Para evitar os chumbos, as dificuldades dos alunos são detetadas precocemente. No ano passado, por exemplo, a escola identificou 18 alunos do 4º ano que não sabiam o suficiente para passar para o 2º ciclo. Ainda assim, passaram. Foram colocados, todos juntos, numa turma do 5º ano onde não entrou mais ninguém e onde recebem um acompanhamento especial: têm três professores a Matemática, três a Português e dois a cada uma das restantes disciplinas. Os docentes a mais servem para ajudar a tirar dúvidas e dão apoio individualizado a cada aluno, quase como se fossem explicadores privados.
"Modelo deve ser replicado"
"No final deste ano, os que recuperarem totalmente vão para uma turma normal. Os que ainda tiverem dificuldades ficam com um currículo alternativo, com programas menos extensos a algumas disciplinas e uma vertente mais prática. Não deixamos ninguém para trás", explica o diretor, um dos 12 especialistas ouvidos pelo CNE.
A lei permite este tipo de medidas, mas raramente são postas em prática. Certo é que a estratégia tem dado frutos. No ano passado, o Agrupamento subiu 174 posições no ranking do secundário e ficou em 138º lugar entre mais de 500 escolas, com 10,85 valores, acima da média nacional. "O modelo está a ser testado há vários anos com bons resultados e deve ser replicado", considera o presidente da Associação Nacional de Diretores de Agrupamentos e Escolas Públicas, Adalmiro da Fonseca.
O Conselho Nacional de Educação está longe de ser a única entidade a alertar para as consequências negativas da retenção e para os benefícios de acabar com ela ou, pelo menos, de a tornar residual. Já no ano passado, o Banco de Portugal (BdP) tinha defendido o mesmo. No estudo "Retenção Escolar no Ensino Básico em Portugal", publicado em junho no boletim económico do BdP, os investigadores Manuel Coutinho Pereira e Hugo Reis revelaram que os alunos portugueses que chumbaram no 1º e 2º ciclos "não retiraram qualquer benefício" de terem ficado retidos e obtiveram mesmo piores resultados no PISA - o maior estudo internacional de Educação, que compara as competências dos jovens de 15 anos em vários países - "do que teriam obtido se não tivessem repetido" o ano.
Por isso, os dois investigadores do Departamento de Estudos Económicos do Banco de Portugal concluíram que "a retenção numa fase inicial da vida escolar parece ser prejudicial para o desempenho educativo a longo prazo" e sublinharam que "poderá haver vantagem em substituir, em parte, esta prática por programas alternativos de apoio" aos estudantes com mais dificuldades.

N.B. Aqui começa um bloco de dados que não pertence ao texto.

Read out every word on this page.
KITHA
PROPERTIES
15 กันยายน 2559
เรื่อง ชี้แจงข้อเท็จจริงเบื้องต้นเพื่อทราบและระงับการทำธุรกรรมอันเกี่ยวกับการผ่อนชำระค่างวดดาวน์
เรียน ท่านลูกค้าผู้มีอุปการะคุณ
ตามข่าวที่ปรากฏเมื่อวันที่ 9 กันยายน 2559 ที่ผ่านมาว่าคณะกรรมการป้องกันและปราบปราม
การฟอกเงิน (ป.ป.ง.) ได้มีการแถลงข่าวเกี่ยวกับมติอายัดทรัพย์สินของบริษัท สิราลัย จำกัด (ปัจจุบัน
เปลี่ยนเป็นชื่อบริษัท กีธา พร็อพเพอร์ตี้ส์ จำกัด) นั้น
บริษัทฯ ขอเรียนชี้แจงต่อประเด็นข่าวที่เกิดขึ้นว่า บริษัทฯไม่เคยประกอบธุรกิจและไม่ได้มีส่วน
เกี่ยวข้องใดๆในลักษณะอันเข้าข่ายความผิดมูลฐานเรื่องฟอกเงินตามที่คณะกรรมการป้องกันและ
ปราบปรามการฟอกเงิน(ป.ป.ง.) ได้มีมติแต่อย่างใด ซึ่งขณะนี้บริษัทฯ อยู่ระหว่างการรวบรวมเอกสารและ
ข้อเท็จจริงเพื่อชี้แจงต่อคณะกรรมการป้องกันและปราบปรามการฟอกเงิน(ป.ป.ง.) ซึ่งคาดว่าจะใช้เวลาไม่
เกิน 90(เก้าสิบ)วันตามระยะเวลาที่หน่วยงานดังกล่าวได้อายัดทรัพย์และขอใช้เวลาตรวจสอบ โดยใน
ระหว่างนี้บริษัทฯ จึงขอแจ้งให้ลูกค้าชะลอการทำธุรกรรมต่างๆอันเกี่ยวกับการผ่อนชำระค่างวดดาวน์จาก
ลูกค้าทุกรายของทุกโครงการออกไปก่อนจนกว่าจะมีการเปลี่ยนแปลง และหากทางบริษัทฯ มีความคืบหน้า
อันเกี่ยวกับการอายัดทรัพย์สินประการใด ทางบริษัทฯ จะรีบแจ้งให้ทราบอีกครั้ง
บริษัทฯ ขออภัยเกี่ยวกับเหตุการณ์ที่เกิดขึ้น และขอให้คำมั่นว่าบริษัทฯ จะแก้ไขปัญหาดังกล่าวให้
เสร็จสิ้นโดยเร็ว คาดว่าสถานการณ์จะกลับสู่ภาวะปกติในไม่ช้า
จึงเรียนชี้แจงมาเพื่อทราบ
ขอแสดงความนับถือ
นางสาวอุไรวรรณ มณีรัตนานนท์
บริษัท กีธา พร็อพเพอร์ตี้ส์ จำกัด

Também a Comissão Europeia critica a "cultura da retenção" que diz ainda persistir em alguns países, nomeadamente Portugal, Espanha e Bélgica. Num relatório divulgado em 2011, a Eurydice (Rede de Informação sobre a Educação na Europa) conclui que o chumbo "deve ser suplantado por uma abordagem alternativa para responder às dificuldades de aprendizagem dos alunos".

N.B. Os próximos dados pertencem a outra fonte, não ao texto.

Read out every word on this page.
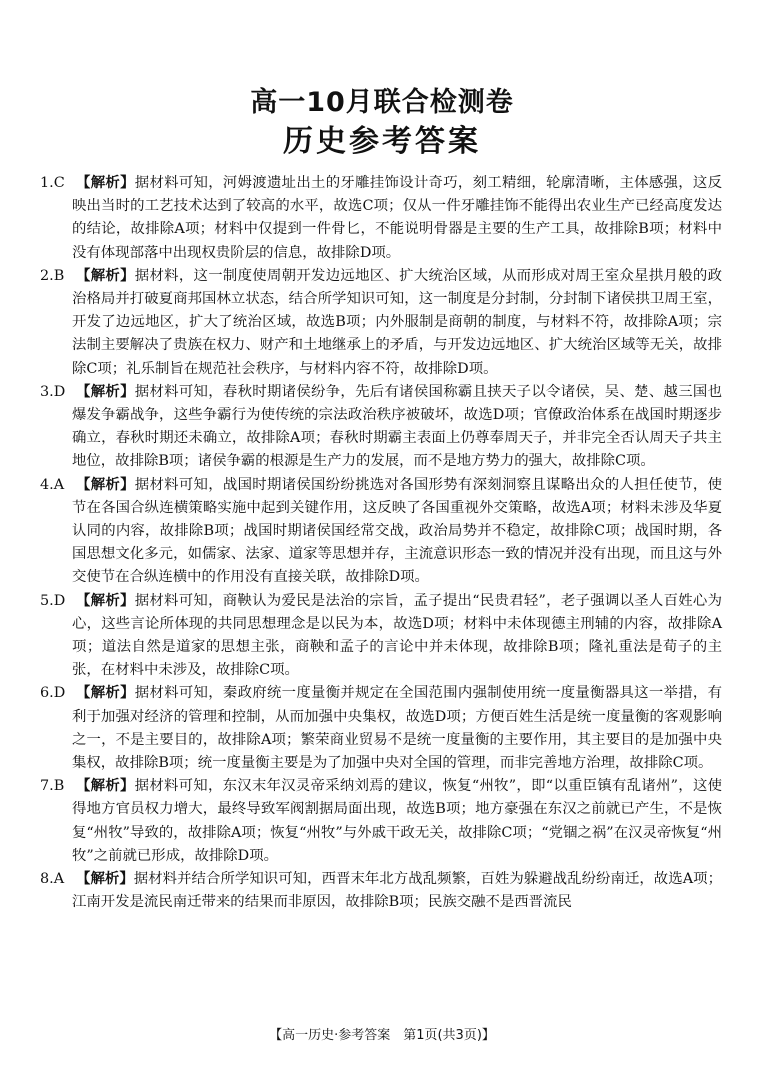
高一10月联合检测卷
历史参考答案
1.C 【解析】据材料可知，河姆渡遗址出土的牙雕挂饰设计奇巧，刻工精细，轮廓清晰，主体感强，这反映出当时的工艺技术达到了较高的水平，故选C项；仅从一件牙雕挂饰不能得出农业生产已经高度发达的结论，故排除A项；材料中仅提到一件骨匕，不能说明骨器是主要的生产工具，故排除B项；材料中没有体现部落中出现权贵阶层的信息，故排除D项。
2.B 【解析】据材料，这一制度使周朝开发边远地区、扩大统治区域，从而形成对周王室众星拱月般的政治格局并打破夏商邦国林立状态，结合所学知识可知，这一制度是分封制，分封制下诸侯拱卫周王室，开发了边远地区，扩大了统治区域，故选B项；内外服制是商朝的制度，与材料不符，故排除A项；宗法制主要解决了贵族在权力、财产和土地继承上的矛盾，与开发边远地区、扩大统治区域等无关，故排除C项；礼乐制旨在规范社会秩序，与材料内容不符，故排除D项。
3.D 【解析】据材料可知，春秋时期诸侯纷争，先后有诸侯国称霸且挟天子以令诸侯，吴、楚、越三国也爆发争霸战争，这些争霸行为使传统的宗法政治秩序被破坏，故选D项；官僚政治体系在战国时期逐步确立，春秋时期还未确立，故排除A项；春秋时期霸主表面上仍尊奉周天子，并非完全否认周天子共主地位，故排除B项；诸侯争霸的根源是生产力的发展，而不是地方势力的强大，故排除C项。
4.A 【解析】据材料可知，战国时期诸侯国纷纷挑选对各国形势有深刻洞察且谋略出众的人担任使节，使节在各国合纵连横策略实施中起到关键作用，这反映了各国重视外交策略，故选A项；材料未涉及华夏认同的内容，故排除B项；战国时期诸侯国经常交战，政治局势并不稳定，故排除C项；战国时期，各国思想文化多元，如儒家、法家、道家等思想并存，主流意识形态一致的情况并没有出现，而且这与外交使节在合纵连横中的作用没有直接关联，故排除D项。
5.D 【解析】据材料可知，商鞅认为爱民是法治的宗旨，孟子提出“民贵君轻”，老子强调以圣人百姓心为心，这些言论所体现的共同思想理念是以民为本，故选D项；材料中未体现德主刑辅的内容，故排除A项；道法自然是道家的思想主张，商鞅和孟子的言论中并未体现，故排除B项；隆礼重法是荀子的主张，在材料中未涉及，故排除C项。
6.D 【解析】据材料可知，秦政府统一度量衡并规定在全国范围内强制使用统一度量衡器具这一举措，有利于加强对经济的管理和控制，从而加强中央集权，故选D项；方便百姓生活是统一度量衡的客观影响之一，不是主要目的，故排除A项；繁荣商业贸易不是统一度量衡的主要作用，其主要目的是加强中央集权，故排除B项；统一度量衡主要是为了加强中央对全国的管理，而非完善地方治理，故排除C项。
7.B 【解析】据材料可知，东汉末年汉灵帝采纳刘焉的建议，恢复“州牧”，即“以重臣镇有乱诸州”，这使得地方官员权力增大，最终导致军阀割据局面出现，故选B项；地方豪强在东汉之前就已产生，不是恢复“州牧”导致的，故排除A项；恢复“州牧”与外戚干政无关，故排除C项；“党锢之祸”在汉灵帝恢复“州牧”之前就已形成，故排除D项。
8.A 【解析】据材料并结合所学知识可知，西晋末年北方战乱频繁，百姓为躲避战乱纷纷南迁，故选A项；江南开发是流民南迁带来的结果而非原因，故排除B项；民族交融不是西晋流民
【高一历史·参考答案　第1页(共3页)】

Jorge Ramos do Ó, especialista em História e Psicologia da Educação, concorda: "Chumbar só serve para produzir culpa nos que reprovam, ao mesmo tempo que desresponsabiliza a escola." Mas o problema é mais vasto, diz. Para o investigador da Universidade de Lisboa, é o próprio modelo de ensino que promove o insucesso. "Estamos a preparar os alunos da mesma forma que preparávamos há 50 ou 100 anos, baseando o ensino exclusivamente na capacidade de reproduzir conteúdos, sem valorizar a criatividade ou a experimentação. Ensinamos tudo a todos da mesma maneira e ao mesmo tempo, o que já não faz qualquer sentido numa sociedade que entretanto mudou radicalmente.